Investment bank defeats investors over bonus billions

Responsible Investor takes a look at how the legal action brought by US pension fund investors seeking to recover billions of dollars of bonus payments from investment bank Goldman Sachs has been defeated.
The lawsuit was originally filed by the Illinois-based Central Laborers’ Pension Fund in January 2010 as a so-called shareholder derivative complaint. It was later consolidated with similar complaints from the Security Police and Fire Professionals of America Retirement Fund and two private investors.
It alleged that Goldman’s board and executives breached their fiduciary duties by reserving 50% of the firm’s revenues for employee pay. It was thrown out by Judge Bernard Fried of the Supreme Court of the State of New York yesterday.
Perhaps the most interesting aspect of the judgment is the way Judge Fried refers to meetings Goldman had with shareholders over bonuses in 2009 to justify, in part, his dismissal of the case.
The Central Laborers’ complaint had cited a Wall Street Journal report suggesting these meetings had the additional motive of helping Goldman deal with potential compensation reform.
“The very existence of these meetings suggest the Board took external factors – including the perspective of shareholders – into account while making its decision on 2009 compensation,” Judge Fried writes.

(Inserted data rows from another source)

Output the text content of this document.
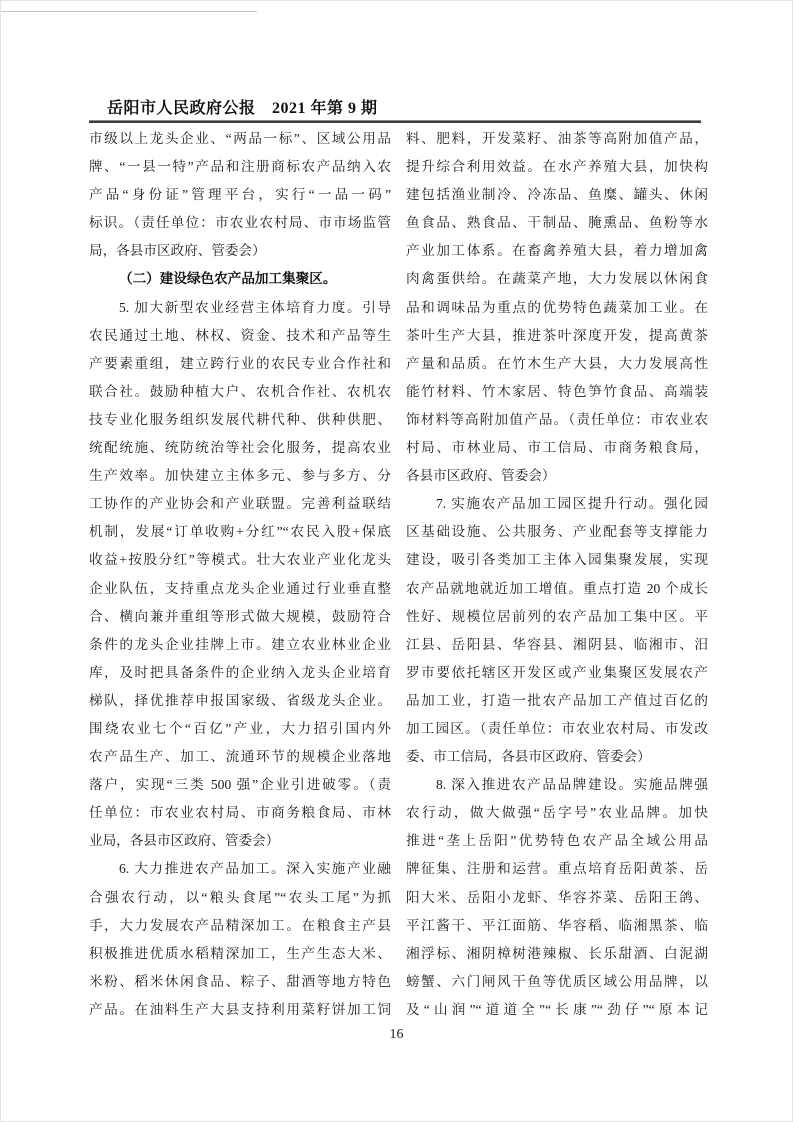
岳阳市人民政府公报　2021 年第 9 期
市级以上龙头企业、“两品一标”、区域公用品
牌、“一县一特”产品和注册商标农产品纳入农
产品“身份证”管理平台，实行“一品一码”
标识。（责任单位：市农业农村局、市市场监管
局，各县市区政府、管委会）
（二）建设绿色农产品加工集聚区。
5. 加大新型农业经营主体培育力度。引导
农民通过土地、林权、资金、技术和产品等生
产要素重组，建立跨行业的农民专业合作社和
联合社。鼓励种植大户、农机合作社、农机农
技专业化服务组织发展代耕代种、供种供肥、
统配统施、统防统治等社会化服务，提高农业
生产效率。加快建立主体多元、参与多方、分
工协作的产业协会和产业联盟。完善利益联结
机制，发展“订单收购+分红”“农民入股+保底
收益+按股分红”等模式。壮大农业产业化龙头
企业队伍，支持重点龙头企业通过行业垂直整
合、横向兼并重组等形式做大规模，鼓励符合
条件的龙头企业挂牌上市。建立农业林业企业
库，及时把具备条件的企业纳入龙头企业培育
梯队，择优推荐申报国家级、省级龙头企业。
围绕农业七个“百亿”产业，大力招引国内外
农产品生产、加工、流通环节的规模企业落地
落户，实现“三类 500 强”企业引进破零。（责
任单位：市农业农村局、市商务粮食局、市林
业局，各县市区政府、管委会）
6. 大力推进农产品加工。深入实施产业融
合强农行动，以“粮头食尾”“农头工尾”为抓
手，大力发展农产品精深加工。在粮食主产县
积极推进优质水稻精深加工，生产生态大米、
米粉、稻米休闲食品、粽子、甜酒等地方特色
产品。在油料生产大县支持利用菜籽饼加工饲
料、肥料，开发菜籽、油茶等高附加值产品，
提升综合利用效益。在水产养殖大县，加快构
建包括渔业制冷、冷冻品、鱼糜、罐头、休闲
鱼食品、熟食品、干制品、腌熏品、鱼粉等水
产业加工体系。在畜禽养殖大县，着力增加禽
肉禽蛋供给。在蔬菜产地，大力发展以休闲食
品和调味品为重点的优势特色蔬菜加工业。在
茶叶生产大县，推进茶叶深度开发，提高黄茶
产量和品质。在竹木生产大县，大力发展高性
能竹材料、竹木家居、特色笋竹食品、高端装
饰材料等高附加值产品。（责任单位：市农业农
村局、市林业局、市工信局、市商务粮食局，
各县市区政府、管委会）
7. 实施农产品加工园区提升行动。强化园
区基础设施、公共服务、产业配套等支撑能力
建设，吸引各类加工主体入园集聚发展，实现
农产品就地就近加工增值。重点打造 20 个成长
性好、规模位居前列的农产品加工集中区。平
江县、岳阳县、华容县、湘阴县、临湘市、汨
罗市要依托辖区开发区或产业集聚区发展农产
品加工业，打造一批农产品加工产值过百亿的
加工园区。（责任单位：市农业农村局、市发改
委、市工信局，各县市区政府、管委会）
8. 深入推进农产品品牌建设。实施品牌强
农行动，做大做强“岳字号”农业品牌。加快
推进“垄上岳阳”优势特色农产品全域公用品
牌征集、注册和运营。重点培育岳阳黄茶、岳
阳大米、岳阳小龙虾、华容芥菜、岳阳王鸽、
平江酱干、平江面筋、华容稻、临湘黑茶、临
湘浮标、湘阴樟树港辣椒、长乐甜酒、白泥湖
螃蟹、六门闸风干鱼等优质区域公用品牌，以
及“山润”“道道全”“长康”“劲仔”“原本记
16
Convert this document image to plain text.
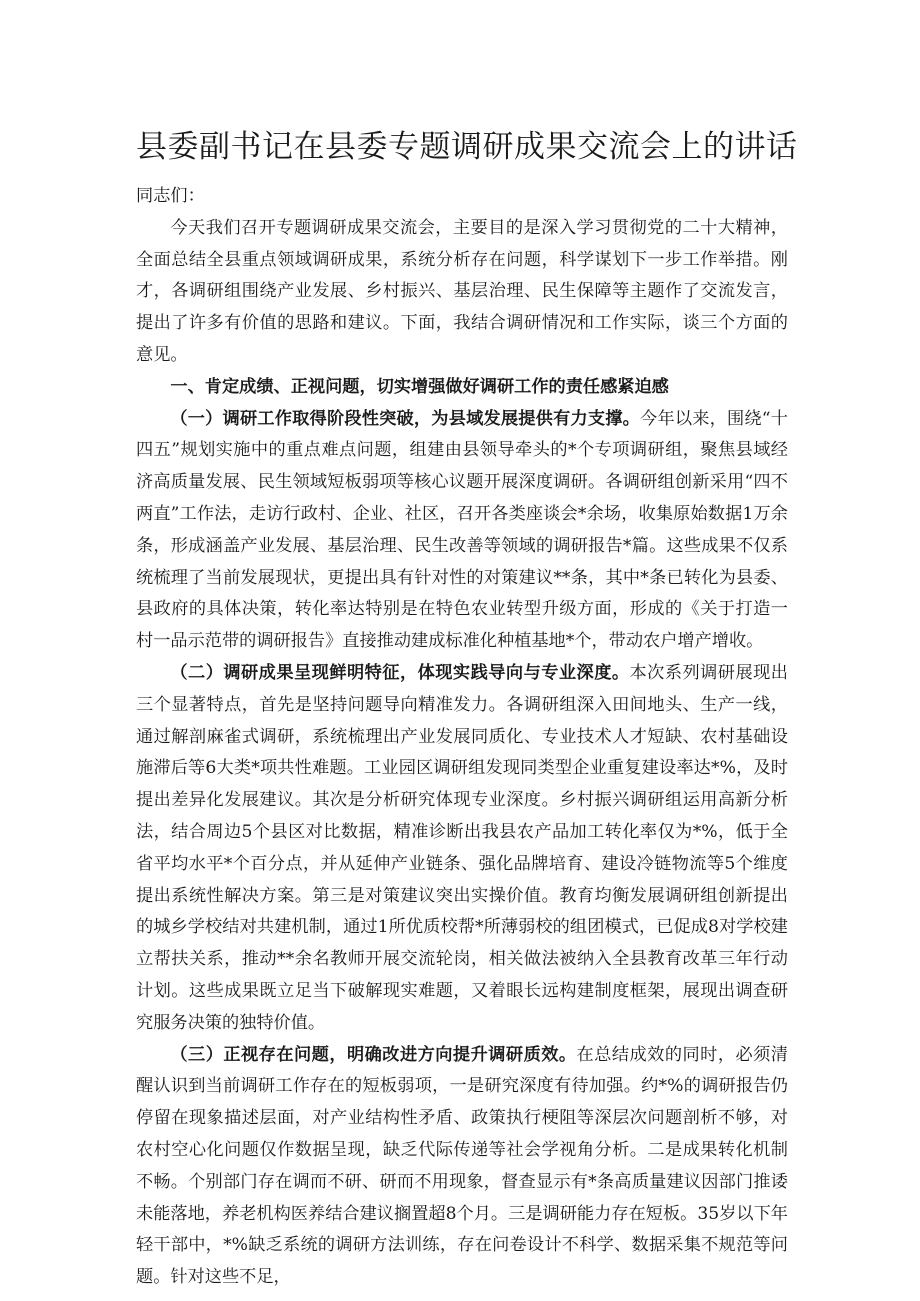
县委副书记在县委专题调研成果交流会上的讲话

同志们：

今天我们召开专题调研成果交流会，主要目的是深入学习贯彻党的二十大精神，全面总结全县重点领域调研成果，系统分析存在问题，科学谋划下一步工作举措。刚才，各调研组围绕产业发展、乡村振兴、基层治理、民生保障等主题作了交流发言，提出了许多有价值的思路和建议。下面，我结合调研情况和工作实际，谈三个方面的意见。

一、肯定成绩、正视问题，切实增强做好调研工作的责任感紧迫感

（一）调研工作取得阶段性突破，为县域发展提供有力支撑。今年以来，围绕“十四五”规划实施中的重点难点问题，组建由县领导牵头的*个专项调研组，聚焦县域经济高质量发展、民生领域短板弱项等核心议题开展深度调研。各调研组创新采用“四不两直”工作法，走访行政村、企业、社区，召开各类座谈会*余场，收集原始数据1万余条，形成涵盖产业发展、基层治理、民生改善等领域的调研报告*篇。这些成果不仅系统梳理了当前发展现状，更提出具有针对性的对策建议**条，其中*条已转化为县委、县政府的具体决策，转化率达特别是在特色农业转型升级方面，形成的《关于打造一村一品示范带的调研报告》直接推动建成标准化种植基地*个，带动农户增产增收。

（二）调研成果呈现鲜明特征，体现实践导向与专业深度。本次系列调研展现出三个显著特点，首先是坚持问题导向精准发力。各调研组深入田间地头、生产一线，通过解剖麻雀式调研，系统梳理出产业发展同质化、专业技术人才短缺、农村基础设施滞后等6大类*项共性难题。工业园区调研组发现同类型企业重复建设率达*%，及时提出差异化发展建议。其次是分析研究体现专业深度。乡村振兴调研组运用高新分析法，结合周边5个县区对比数据，精准诊断出我县农产品加工转化率仅为*%，低于全省平均水平*个百分点，并从延伸产业链条、强化品牌培育、建设冷链物流等5个维度提出系统性解决方案。第三是对策建议突出实操价值。教育均衡发展调研组创新提出的城乡学校结对共建机制，通过1所优质校帮*所薄弱校的组团模式，已促成8对学校建立帮扶关系，推动**余名教师开展交流轮岗，相关做法被纳入全县教育改革三年行动计划。这些成果既立足当下破解现实难题，又着眼长远构建制度框架，展现出调查研究服务决策的独特价值。

（三）正视存在问题，明确改进方向提升调研质效。在总结成效的同时，必须清醒认识到当前调研工作存在的短板弱项，一是研究深度有待加强。约*%的调研报告仍停留在现象描述层面，对产业结构性矛盾、政策执行梗阻等深层次问题剖析不够，对农村空心化问题仅作数据呈现，缺乏代际传递等社会学视角分析。二是成果转化机制不畅。个别部门存在调而不研、研而不用现象，督查显示有*条高质量建议因部门推诿未能落地，养老机构医养结合建议搁置超8个月。三是调研能力存在短板。35岁以下年轻干部中，*%缺乏系统的调研方法训练，存在问卷设计不科学、数据采集不规范等问题。针对这些不足，
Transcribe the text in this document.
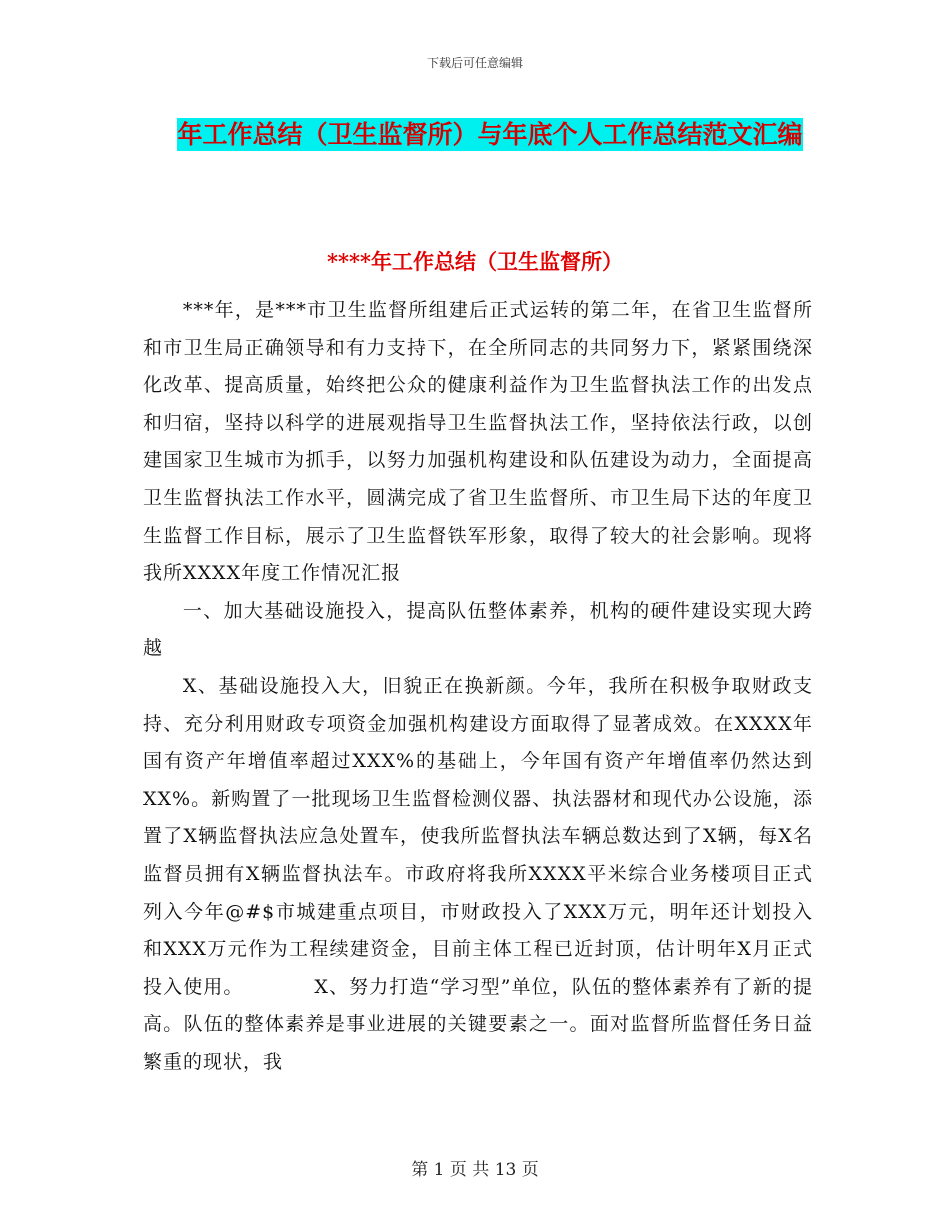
下载后可任意编辑
年工作总结（卫生监督所）与年底个人工作总结范文汇编
****年工作总结（卫生监督所）

***年，是***市卫生监督所组建后正式运转的第二年，在省卫生监督所和市卫生局正确领导和有力支持下，在全所同志的共同努力下，紧紧围绕深化改革、提高质量，始终把公众的健康利益作为卫生监督执法工作的出发点和归宿，坚持以科学的进展观指导卫生监督执法工作，坚持依法行政，以创建国家卫生城市为抓手，以努力加强机构建设和队伍建设为动力，全面提高卫生监督执法工作水平，圆满完成了省卫生监督所、市卫生局下达的年度卫生监督工作目标，展示了卫生监督铁军形象，取得了较大的社会影响。现将我所XXXX年度工作情况汇报

一、加大基础设施投入，提高队伍整体素养，机构的硬件建设实现大跨越

X、基础设施投入大，旧貌正在换新颜。今年，我所在积极争取财政支持、充分利用财政专项资金加强机构建设方面取得了显著成效。在XXXX年国有资产年增值率超过XXX%的基础上，今年国有资产年增值率仍然达到XX%。新购置了一批现场卫生监督检测仪器、执法器材和现代办公设施，添置了X辆监督执法应急处置车，使我所监督执法车辆总数达到了X辆，每X名监督员拥有X辆监督执法车。市政府将我所XXXX平米综合业务楼项目正式列入今年@#$市城建重点项目，市财政投入了XXX万元，明年还计划投入和XXX万元作为工程续建资金，目前主体工程已近封顶，估计明年X月正式投入使用。　　　　X、努力打造“学习型”单位，队伍的整体素养有了新的提高。队伍的整体素养是事业进展的关键要素之一。面对监督所监督任务日益繁重的现状，我

第 1 页 共 13 页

In a footnote, he continues: “The allegation that the board solicited shareholder feedback, irrespective of [the] claim that it may have been done with an ulteriormotive, rebuts any inference that the board did not act in the best interest of the company.”

Fried says the investors’ complaint lacks “particularized facts” that the board abdicated its responsibilities.
Although he notes the investor plaintiffs’ “outrage” over the board’s decisions on pay over the years, he says the allegations “do not provide any basis for the conclusion that the board acted for any purpose other than the advancement of the company’s interests”.

The investors had claimed that Goldman is still being run as a private partnership, although it went public in 1999. And they argued that Goldman has paid out a “staggering $104.9bn” in compensation since going public – while net revenues distributable to shareholders was just $46.8bn. Meanwhile, all the firm’s trading risk was now “borne entirely by Goldman’s shareholders”.
The investors had also claimed the Goldman board is not independent as each non-executive director was “beholden to Goldman, [COO] Gary Cohn, [CEO] Lloyd Blankfein and other executives”.

They used the example of board member Ruth Simmons, the President of Brown University. She earned $536,000 in her university role in 2009 – meaning her Goldman pay ($667,064 in 2007) was a “compelling financial incentive” to remain beholden to Goldman.

But the judge said that as Simmons’ Goldman fee “may only comprise a small a small percentage of her total annual compensation”, it was not sufficient to doubt her independence.